Zeg Jan, hoe maakt de familie Jacobsen het? Ik hoop dat ze het goed maken en hoe maken jullie het? Hoe gaat het met de vrouw en kinderen? Doe de groeten aan al mijne vrienden en bekenden en vooral aan de buren van mij uit de straat (Pastoorstraat). Ik ben tot op heden gezond en heb goede moed en hoop weer gauw naar Holland toe te reizen. Het eten wat wij als gevangen krijgen is slecht en weinig. Zeg Jan, schrijft een grote brief terug welke je aan de brenger dezes mede geeft. Deze persoon woont in Amsterdam en gaat met verlof en als hij terug gaat naar hier neemt hij alles mede. Dus bespreek met hem wanneer hij dan in Arnhem bij jullie het geld en de sacharine komt halen.


Je moet weten hoeveel het voor mij betekent geld te hebben. Dat betekent het leven hier te behouden, want met geld en sacharine kan men hier wonderen doen. Zeg Jan, als je ging naar Derksen de bakker in de Broerestraat daar kun je een roggebrood voor mij kopen en ga ook naar Hooyman de kruidenier in de Broerenstraat hoek Bakkerstraat en vraagt wat levensmiddelen b.v. havermout, wat meel, suiker, 1 pak macaroni of wat anders waar voeding in zit. Vraag ook aan Polder de slager in de straat bij mij of hij iets voor mij heeft, dat kun je voor ....(onleesbaar, red) kopen Jan! Ik hoop dat je aan mijn verzoek kunt voldoen en geef in vol vertrouwen het mede aan de brenger dezer brief. Dus Jan laat me niet in de steek. Ik zal je dankbaar zijn voor hetgeen je voor me doet en zal je bij terugkeer in ons dierbare vaderland er voor belonen.

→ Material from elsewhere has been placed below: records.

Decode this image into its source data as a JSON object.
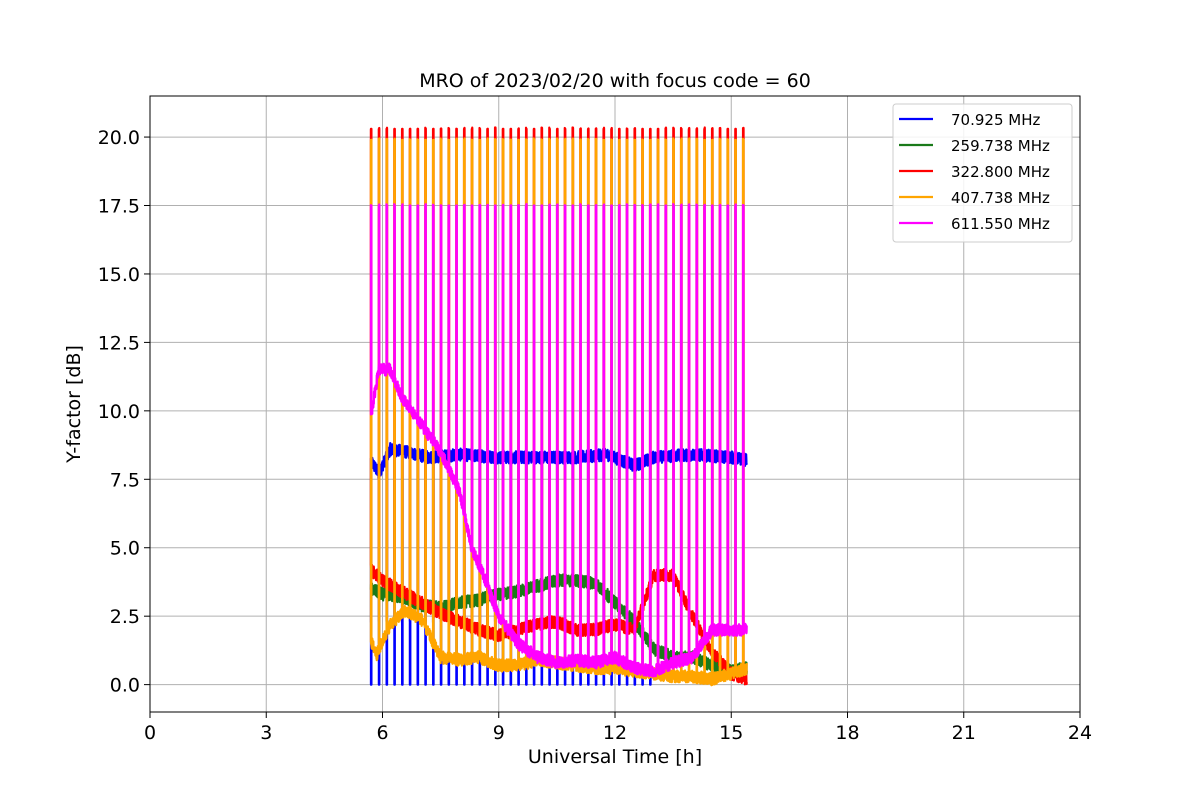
{
  "chart_data": {
    "type": "line",
    "title": "MRO of 2023/02/20 with focus code = 60",
    "xlabel": "Universal Time [h]",
    "ylabel": "Y-factor [dB]",
    "xlim": [
      0,
      24
    ],
    "ylim": [
      -1.0,
      21.5
    ],
    "xticks": [
      0,
      3,
      6,
      9,
      12,
      15,
      18,
      21,
      24
    ],
    "xtick_labels": [
      "0",
      "3",
      "6",
      "9",
      "12",
      "15",
      "18",
      "21",
      "24"
    ],
    "yticks": [
      0.0,
      2.5,
      5.0,
      7.5,
      10.0,
      12.5,
      15.0,
      17.5,
      20.0
    ],
    "ytick_labels": [
      "0.0",
      "2.5",
      "5.0",
      "7.5",
      "10.0",
      "12.5",
      "15.0",
      "17.5",
      "20.0"
    ],
    "grid": true,
    "legend_position": "top-right",
    "time_start": 5.7,
    "time_end": 15.4,
    "spike_period_h": 0.2,
    "series": [
      {
        "name": "70.925 MHz",
        "legend_label": " 70.925 MHz",
        "color": "#0000ff",
        "spike_high": 2.3,
        "spike_low": 0.0,
        "spike_until": 13.0,
        "baseline": [
          [
            5.7,
            8.2
          ],
          [
            5.9,
            7.7
          ],
          [
            6.2,
            8.6
          ],
          [
            6.6,
            8.5
          ],
          [
            7.2,
            8.3
          ],
          [
            8.0,
            8.4
          ],
          [
            9.0,
            8.3
          ],
          [
            10.0,
            8.3
          ],
          [
            11.0,
            8.3
          ],
          [
            11.8,
            8.4
          ],
          [
            12.5,
            8.0
          ],
          [
            13.0,
            8.3
          ],
          [
            14.0,
            8.4
          ],
          [
            15.0,
            8.3
          ],
          [
            15.4,
            8.2
          ]
        ]
      },
      {
        "name": "259.738 MHz",
        "legend_label": "259.738 MHz",
        "color": "#1a7a1a",
        "spike_high": null,
        "baseline": [
          [
            5.7,
            3.5
          ],
          [
            6.0,
            3.3
          ],
          [
            6.5,
            3.2
          ],
          [
            7.0,
            2.9
          ],
          [
            7.5,
            2.8
          ],
          [
            8.0,
            3.0
          ],
          [
            8.5,
            3.1
          ],
          [
            9.0,
            3.3
          ],
          [
            9.5,
            3.4
          ],
          [
            10.0,
            3.6
          ],
          [
            10.5,
            3.8
          ],
          [
            11.0,
            3.8
          ],
          [
            11.5,
            3.7
          ],
          [
            12.0,
            3.0
          ],
          [
            12.5,
            2.3
          ],
          [
            13.0,
            1.3
          ],
          [
            13.5,
            1.0
          ],
          [
            14.0,
            1.0
          ],
          [
            14.5,
            0.7
          ],
          [
            15.0,
            0.5
          ],
          [
            15.4,
            0.6
          ]
        ]
      },
      {
        "name": "322.800 MHz",
        "legend_label": "322.800 MHz",
        "color": "#ff0000",
        "spike_high": 20.3,
        "baseline": [
          [
            5.7,
            4.2
          ],
          [
            6.0,
            3.8
          ],
          [
            6.5,
            3.4
          ],
          [
            7.0,
            3.0
          ],
          [
            7.5,
            2.6
          ],
          [
            8.0,
            2.3
          ],
          [
            8.5,
            2.0
          ],
          [
            9.0,
            1.8
          ],
          [
            9.5,
            2.0
          ],
          [
            10.0,
            2.2
          ],
          [
            10.5,
            2.3
          ],
          [
            11.0,
            2.0
          ],
          [
            11.5,
            2.0
          ],
          [
            12.0,
            2.2
          ],
          [
            12.5,
            2.0
          ],
          [
            13.0,
            4.0
          ],
          [
            13.5,
            4.0
          ],
          [
            14.0,
            2.5
          ],
          [
            14.5,
            1.2
          ],
          [
            15.0,
            0.4
          ],
          [
            15.4,
            0.2
          ]
        ]
      },
      {
        "name": "407.738 MHz",
        "legend_label": "407.738 MHz",
        "color": "#ffa500",
        "spike_high": 19.9,
        "baseline": [
          [
            5.7,
            1.6
          ],
          [
            5.85,
            1.1
          ],
          [
            6.2,
            2.2
          ],
          [
            6.6,
            2.7
          ],
          [
            7.0,
            2.4
          ],
          [
            7.5,
            1.0
          ],
          [
            8.0,
            0.9
          ],
          [
            8.5,
            1.0
          ],
          [
            9.0,
            0.7
          ],
          [
            9.5,
            0.7
          ],
          [
            10.0,
            0.9
          ],
          [
            10.5,
            0.8
          ],
          [
            11.0,
            0.7
          ],
          [
            11.5,
            0.6
          ],
          [
            12.0,
            0.6
          ],
          [
            12.5,
            0.5
          ],
          [
            13.0,
            0.4
          ],
          [
            13.5,
            0.3
          ],
          [
            14.0,
            0.3
          ],
          [
            14.5,
            0.2
          ],
          [
            15.0,
            0.4
          ],
          [
            15.4,
            0.6
          ]
        ]
      },
      {
        "name": "611.550 MHz",
        "legend_label": "611.550 MHz",
        "color": "#ff00ff",
        "spike_high": 17.5,
        "baseline": [
          [
            5.7,
            9.8
          ],
          [
            5.9,
            11.5
          ],
          [
            6.2,
            11.5
          ],
          [
            6.5,
            10.5
          ],
          [
            7.0,
            9.5
          ],
          [
            7.5,
            8.5
          ],
          [
            8.0,
            7.0
          ],
          [
            8.3,
            5.0
          ],
          [
            8.6,
            4.0
          ],
          [
            9.0,
            2.5
          ],
          [
            9.5,
            1.5
          ],
          [
            10.0,
            1.0
          ],
          [
            10.5,
            0.8
          ],
          [
            11.0,
            0.9
          ],
          [
            11.5,
            0.8
          ],
          [
            12.0,
            1.0
          ],
          [
            12.5,
            0.6
          ],
          [
            13.0,
            0.5
          ],
          [
            13.5,
            0.8
          ],
          [
            14.0,
            1.0
          ],
          [
            14.5,
            2.0
          ],
          [
            15.0,
            2.0
          ],
          [
            15.4,
            2.0
          ]
        ]
      }
    ]
  }
}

Ik heb de goede humor nog niet verloren en het moed en vertrouwen. Zeg Jan, die sacharine brengen hier vijf mark per pakje van honderd tabletjes op, dus begrijp je dat het voor mij van belang is. Doe de speciale groeten aan Jacobsen en familie. Dus ik wacht met grote verwachting wat je voor mij doet. Ik weet jij was altijd goed voor mij en we konden goed met elkaar opschieten. De plaats waar ik mij bevind is Blechhammer in Opper-Silizië (Polen). Zeg Jan Nathan mijn zwager, de zoon van Meuske is hier het vorige jaar gestorven. Ook gestorven de bakker Prins uit de Wielakkerstraat (met de bril) en de zoon van de drielakenventer die met de dochter getrouwd is van Brink.

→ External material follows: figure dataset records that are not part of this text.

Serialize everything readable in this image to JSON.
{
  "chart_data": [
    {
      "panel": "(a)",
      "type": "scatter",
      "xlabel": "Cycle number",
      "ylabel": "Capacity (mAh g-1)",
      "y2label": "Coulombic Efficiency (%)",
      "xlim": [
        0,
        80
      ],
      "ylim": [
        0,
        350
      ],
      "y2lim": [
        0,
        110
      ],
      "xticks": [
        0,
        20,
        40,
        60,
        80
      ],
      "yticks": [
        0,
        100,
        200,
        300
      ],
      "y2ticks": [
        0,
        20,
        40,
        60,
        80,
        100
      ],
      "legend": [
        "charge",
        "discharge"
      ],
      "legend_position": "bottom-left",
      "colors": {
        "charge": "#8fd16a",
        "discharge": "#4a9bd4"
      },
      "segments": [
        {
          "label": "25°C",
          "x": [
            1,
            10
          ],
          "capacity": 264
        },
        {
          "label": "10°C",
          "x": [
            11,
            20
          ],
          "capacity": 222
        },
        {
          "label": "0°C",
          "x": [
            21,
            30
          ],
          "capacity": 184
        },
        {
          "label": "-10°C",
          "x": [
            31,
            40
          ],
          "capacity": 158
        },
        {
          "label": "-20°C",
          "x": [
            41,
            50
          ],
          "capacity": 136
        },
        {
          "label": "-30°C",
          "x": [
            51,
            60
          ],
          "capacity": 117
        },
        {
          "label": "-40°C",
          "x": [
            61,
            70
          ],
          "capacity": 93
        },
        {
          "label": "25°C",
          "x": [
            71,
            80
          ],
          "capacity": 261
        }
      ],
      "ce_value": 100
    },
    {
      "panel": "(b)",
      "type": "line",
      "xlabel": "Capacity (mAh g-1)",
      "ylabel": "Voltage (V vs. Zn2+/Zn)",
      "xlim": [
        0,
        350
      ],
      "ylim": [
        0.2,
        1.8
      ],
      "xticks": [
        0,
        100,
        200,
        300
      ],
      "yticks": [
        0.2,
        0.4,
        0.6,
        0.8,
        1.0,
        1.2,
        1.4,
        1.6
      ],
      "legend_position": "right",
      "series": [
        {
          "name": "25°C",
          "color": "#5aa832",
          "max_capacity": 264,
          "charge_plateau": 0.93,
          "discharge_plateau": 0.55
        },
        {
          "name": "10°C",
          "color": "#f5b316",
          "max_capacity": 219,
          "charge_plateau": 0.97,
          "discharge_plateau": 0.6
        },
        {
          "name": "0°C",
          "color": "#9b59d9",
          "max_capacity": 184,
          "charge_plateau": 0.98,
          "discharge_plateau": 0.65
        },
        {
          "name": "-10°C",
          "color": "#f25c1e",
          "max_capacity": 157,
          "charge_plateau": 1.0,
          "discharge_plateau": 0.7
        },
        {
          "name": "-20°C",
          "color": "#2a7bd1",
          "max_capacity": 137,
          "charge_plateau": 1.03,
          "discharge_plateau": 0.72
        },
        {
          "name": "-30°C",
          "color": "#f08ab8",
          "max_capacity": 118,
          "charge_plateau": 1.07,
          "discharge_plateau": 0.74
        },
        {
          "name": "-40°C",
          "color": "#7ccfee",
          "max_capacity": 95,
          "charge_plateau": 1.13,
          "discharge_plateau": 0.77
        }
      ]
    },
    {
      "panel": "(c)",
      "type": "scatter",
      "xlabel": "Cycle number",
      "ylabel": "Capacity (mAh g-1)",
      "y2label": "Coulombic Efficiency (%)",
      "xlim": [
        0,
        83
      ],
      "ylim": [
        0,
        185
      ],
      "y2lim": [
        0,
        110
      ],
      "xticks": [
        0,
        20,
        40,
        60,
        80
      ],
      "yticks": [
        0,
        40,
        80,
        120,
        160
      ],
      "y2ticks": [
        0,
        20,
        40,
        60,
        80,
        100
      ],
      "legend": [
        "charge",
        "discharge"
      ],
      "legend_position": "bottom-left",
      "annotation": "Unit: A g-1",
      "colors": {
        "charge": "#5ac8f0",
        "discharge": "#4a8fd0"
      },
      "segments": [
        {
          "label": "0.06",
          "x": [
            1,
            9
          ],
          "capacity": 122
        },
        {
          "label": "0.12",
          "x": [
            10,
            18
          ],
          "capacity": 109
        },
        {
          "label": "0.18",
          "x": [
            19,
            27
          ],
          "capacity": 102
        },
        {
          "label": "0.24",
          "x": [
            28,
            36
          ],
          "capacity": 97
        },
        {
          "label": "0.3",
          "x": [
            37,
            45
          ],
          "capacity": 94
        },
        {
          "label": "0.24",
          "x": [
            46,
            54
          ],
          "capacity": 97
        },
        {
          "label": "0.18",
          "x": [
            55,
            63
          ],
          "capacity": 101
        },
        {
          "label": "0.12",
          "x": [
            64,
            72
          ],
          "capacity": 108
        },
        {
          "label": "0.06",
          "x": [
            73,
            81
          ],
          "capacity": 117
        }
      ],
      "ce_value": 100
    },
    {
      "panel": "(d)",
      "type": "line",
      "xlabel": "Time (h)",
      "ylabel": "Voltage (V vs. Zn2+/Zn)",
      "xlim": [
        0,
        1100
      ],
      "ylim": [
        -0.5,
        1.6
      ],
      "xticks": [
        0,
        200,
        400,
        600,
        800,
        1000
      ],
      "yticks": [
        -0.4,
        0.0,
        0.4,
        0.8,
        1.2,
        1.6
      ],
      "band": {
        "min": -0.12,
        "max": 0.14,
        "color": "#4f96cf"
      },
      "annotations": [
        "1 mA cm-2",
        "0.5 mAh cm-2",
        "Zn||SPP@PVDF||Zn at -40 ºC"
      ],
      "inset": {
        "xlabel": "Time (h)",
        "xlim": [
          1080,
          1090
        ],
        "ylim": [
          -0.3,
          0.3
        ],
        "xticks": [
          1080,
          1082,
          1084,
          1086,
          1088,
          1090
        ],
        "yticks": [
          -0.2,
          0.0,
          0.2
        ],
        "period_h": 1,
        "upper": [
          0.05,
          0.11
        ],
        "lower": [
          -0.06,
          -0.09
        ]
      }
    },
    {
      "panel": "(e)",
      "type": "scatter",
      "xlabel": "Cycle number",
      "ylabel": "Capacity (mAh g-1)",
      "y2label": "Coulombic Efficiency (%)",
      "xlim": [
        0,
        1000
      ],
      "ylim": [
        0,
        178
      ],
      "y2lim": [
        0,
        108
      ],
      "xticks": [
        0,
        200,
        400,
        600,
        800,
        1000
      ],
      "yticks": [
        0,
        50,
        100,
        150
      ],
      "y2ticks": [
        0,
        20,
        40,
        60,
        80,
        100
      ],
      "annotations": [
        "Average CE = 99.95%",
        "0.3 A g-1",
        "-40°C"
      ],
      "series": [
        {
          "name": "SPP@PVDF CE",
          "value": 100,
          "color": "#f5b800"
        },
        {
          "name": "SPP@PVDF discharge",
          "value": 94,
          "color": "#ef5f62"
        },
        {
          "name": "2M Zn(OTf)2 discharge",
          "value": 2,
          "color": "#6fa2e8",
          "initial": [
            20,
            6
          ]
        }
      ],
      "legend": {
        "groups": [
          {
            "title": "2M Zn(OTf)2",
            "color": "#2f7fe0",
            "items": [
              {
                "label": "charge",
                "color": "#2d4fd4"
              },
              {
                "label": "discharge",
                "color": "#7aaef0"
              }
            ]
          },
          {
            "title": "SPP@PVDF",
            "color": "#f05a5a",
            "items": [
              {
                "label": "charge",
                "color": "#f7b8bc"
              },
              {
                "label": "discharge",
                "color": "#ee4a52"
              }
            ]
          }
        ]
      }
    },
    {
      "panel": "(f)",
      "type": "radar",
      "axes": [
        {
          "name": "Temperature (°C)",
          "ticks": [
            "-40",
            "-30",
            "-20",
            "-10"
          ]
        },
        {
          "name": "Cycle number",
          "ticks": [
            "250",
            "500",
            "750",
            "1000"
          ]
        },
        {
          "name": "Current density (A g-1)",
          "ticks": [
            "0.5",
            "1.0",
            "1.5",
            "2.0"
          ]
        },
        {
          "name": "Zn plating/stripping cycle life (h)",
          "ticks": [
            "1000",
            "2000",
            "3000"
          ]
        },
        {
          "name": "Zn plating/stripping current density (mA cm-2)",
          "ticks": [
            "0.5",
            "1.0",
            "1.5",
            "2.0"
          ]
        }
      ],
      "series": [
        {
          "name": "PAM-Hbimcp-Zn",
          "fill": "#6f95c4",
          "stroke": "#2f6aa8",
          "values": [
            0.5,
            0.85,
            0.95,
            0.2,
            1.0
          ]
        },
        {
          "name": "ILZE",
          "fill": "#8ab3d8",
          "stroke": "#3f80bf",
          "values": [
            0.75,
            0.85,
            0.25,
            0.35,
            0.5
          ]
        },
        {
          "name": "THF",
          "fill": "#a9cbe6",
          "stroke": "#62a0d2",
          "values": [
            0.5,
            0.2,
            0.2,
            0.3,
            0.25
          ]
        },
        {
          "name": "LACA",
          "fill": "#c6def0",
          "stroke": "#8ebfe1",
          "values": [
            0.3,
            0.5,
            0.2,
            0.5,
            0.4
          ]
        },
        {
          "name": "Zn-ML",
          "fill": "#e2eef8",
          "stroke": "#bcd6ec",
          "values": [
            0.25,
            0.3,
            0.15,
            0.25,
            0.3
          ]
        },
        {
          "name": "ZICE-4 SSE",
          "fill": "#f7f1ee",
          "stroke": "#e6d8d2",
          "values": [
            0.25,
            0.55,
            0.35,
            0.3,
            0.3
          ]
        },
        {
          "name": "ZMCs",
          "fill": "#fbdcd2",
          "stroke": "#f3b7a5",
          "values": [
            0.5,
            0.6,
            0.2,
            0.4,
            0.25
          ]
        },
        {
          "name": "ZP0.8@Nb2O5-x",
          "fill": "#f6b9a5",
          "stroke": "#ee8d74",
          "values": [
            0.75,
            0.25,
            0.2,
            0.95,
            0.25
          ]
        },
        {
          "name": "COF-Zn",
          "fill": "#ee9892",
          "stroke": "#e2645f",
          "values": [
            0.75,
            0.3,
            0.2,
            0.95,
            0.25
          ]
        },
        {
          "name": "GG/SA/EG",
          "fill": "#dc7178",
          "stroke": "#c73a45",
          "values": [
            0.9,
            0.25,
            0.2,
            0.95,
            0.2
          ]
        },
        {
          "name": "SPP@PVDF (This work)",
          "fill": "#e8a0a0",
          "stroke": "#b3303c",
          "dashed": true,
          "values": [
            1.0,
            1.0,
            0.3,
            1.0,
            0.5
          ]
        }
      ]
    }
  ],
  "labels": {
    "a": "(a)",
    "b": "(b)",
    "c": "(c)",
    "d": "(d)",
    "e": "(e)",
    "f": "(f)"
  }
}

Het zal mij vreugde en moed geven van jou bericht te mogen ontvangen uit ons land. De goede God zal geven dat ik mijne vrouw en kinderen zal terug zien. Bij mij in het Lager is ook de man van Rikie van Meuske, je weet wel David Roet, dus ben ik met mijn zwager hier. Bram die met Saartje getrouwd van Meuske en Kris de Groot heb ik het vorige jaar hier gesproken. Waar ze nu zijn weet ik niet. Ook heb ik vorige jaar mijnheer Walvisch gesproken hier, je weet wel de vriend van Jacobsen. Hij was zeer ziek en ik vrees het ergste voor hem. Dus Jan weet je dit ook al weer. Verder kan ik niet schrijven en eindig ik deze brief met de hoop dat je aan mijn verzoek zal voldoen en groet jullie allemaal vanaf deze deze verblijfplaats. Het beste en tot weerziens Je vriend Salomon.

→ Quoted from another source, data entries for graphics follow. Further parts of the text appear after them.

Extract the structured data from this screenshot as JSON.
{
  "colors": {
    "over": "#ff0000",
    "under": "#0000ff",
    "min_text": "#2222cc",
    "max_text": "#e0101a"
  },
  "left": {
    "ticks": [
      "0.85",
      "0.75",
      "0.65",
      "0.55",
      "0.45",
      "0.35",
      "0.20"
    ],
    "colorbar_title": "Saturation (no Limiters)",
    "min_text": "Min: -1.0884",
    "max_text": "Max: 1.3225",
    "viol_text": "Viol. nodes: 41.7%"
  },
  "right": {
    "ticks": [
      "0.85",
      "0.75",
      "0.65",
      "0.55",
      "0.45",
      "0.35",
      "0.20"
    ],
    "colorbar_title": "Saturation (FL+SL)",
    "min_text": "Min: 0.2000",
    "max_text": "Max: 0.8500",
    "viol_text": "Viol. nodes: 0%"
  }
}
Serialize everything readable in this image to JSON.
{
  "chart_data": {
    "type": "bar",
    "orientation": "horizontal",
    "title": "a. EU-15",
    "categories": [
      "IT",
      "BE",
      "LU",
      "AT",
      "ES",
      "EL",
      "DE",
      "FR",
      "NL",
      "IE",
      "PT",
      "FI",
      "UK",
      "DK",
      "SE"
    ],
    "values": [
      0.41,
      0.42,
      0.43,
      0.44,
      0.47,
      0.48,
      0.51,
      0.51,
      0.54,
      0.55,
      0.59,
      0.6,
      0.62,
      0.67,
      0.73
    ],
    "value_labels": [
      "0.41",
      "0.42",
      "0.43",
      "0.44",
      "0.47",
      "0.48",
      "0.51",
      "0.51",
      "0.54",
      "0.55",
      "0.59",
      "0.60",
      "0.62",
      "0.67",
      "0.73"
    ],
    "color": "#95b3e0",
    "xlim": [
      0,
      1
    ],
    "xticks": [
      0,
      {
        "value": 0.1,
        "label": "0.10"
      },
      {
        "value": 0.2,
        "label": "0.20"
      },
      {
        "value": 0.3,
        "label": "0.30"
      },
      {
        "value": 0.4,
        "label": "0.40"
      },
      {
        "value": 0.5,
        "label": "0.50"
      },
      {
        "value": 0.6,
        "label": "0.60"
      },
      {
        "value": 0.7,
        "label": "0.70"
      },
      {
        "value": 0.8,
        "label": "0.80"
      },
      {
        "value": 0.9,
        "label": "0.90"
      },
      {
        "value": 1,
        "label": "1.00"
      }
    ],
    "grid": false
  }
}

N.B. Ik druk je nog eens op het hart de persoon is ter volle te vertrouwen wie mij helpen. Schrijf mij wat weten jullie van mijn schoonouders Meuske en Kaatje? Denk aan de sacharine en aan de poen? Als je Haas in de Turfstraat gaat zeg dan dat het sacharine tabletten voor Cohen is die altijd kwam kopen bij hem. Die dikke oude man die in de winkel helpt kan mij zeer goed.

N.B. Stuur vanuit Arnhem een brief naar mijn zuster die in Dieren woont zij is getrouwd met een Christen man en schrijf dat ik nog leef en gezond ben. Het adres is familie W. Hondeso Harderwijkerstraatweg Dieren]

 

(27 januari 1941, Joodse en niet-Joods kinderen in de Pastoorstraat voor het hek van de synagoge. V.l.n.r. Moosje Cohen, Fransje Staring, Rudi Bachrach, Jopie Goudeketting, Ische Cohen, Kaatje Cohen, Hannie Moonen, niet herkend, Siegfried Bachrach, uit: Margo Klijn, de Stille slag, Joodse Arnhemmers 1933-1945)

 

Bezweken in Buchenwald
Salomon werkte 16 maanden als technisch schilder in de apparatenfabriek in Blechhammer. Het werk was zwaar en gevangenen kregen onvoldoende te eten. Ook zijn broer Simon Cohen (1913) verbleef in het kamp, hij was meubelmaker en stierf op 31 maart 1944, een maand na de brief van Salomon. Blechhammer gold als een relatief goed kamp in tegenstelling tot Gross-Rosen of Buchenwald. De noodkreet die Sally in februari 1944 aan zijn vriend Jan Willem in Arnhem stuurde zegt echter voldoende over de belabberde omstandigheden in het kamp.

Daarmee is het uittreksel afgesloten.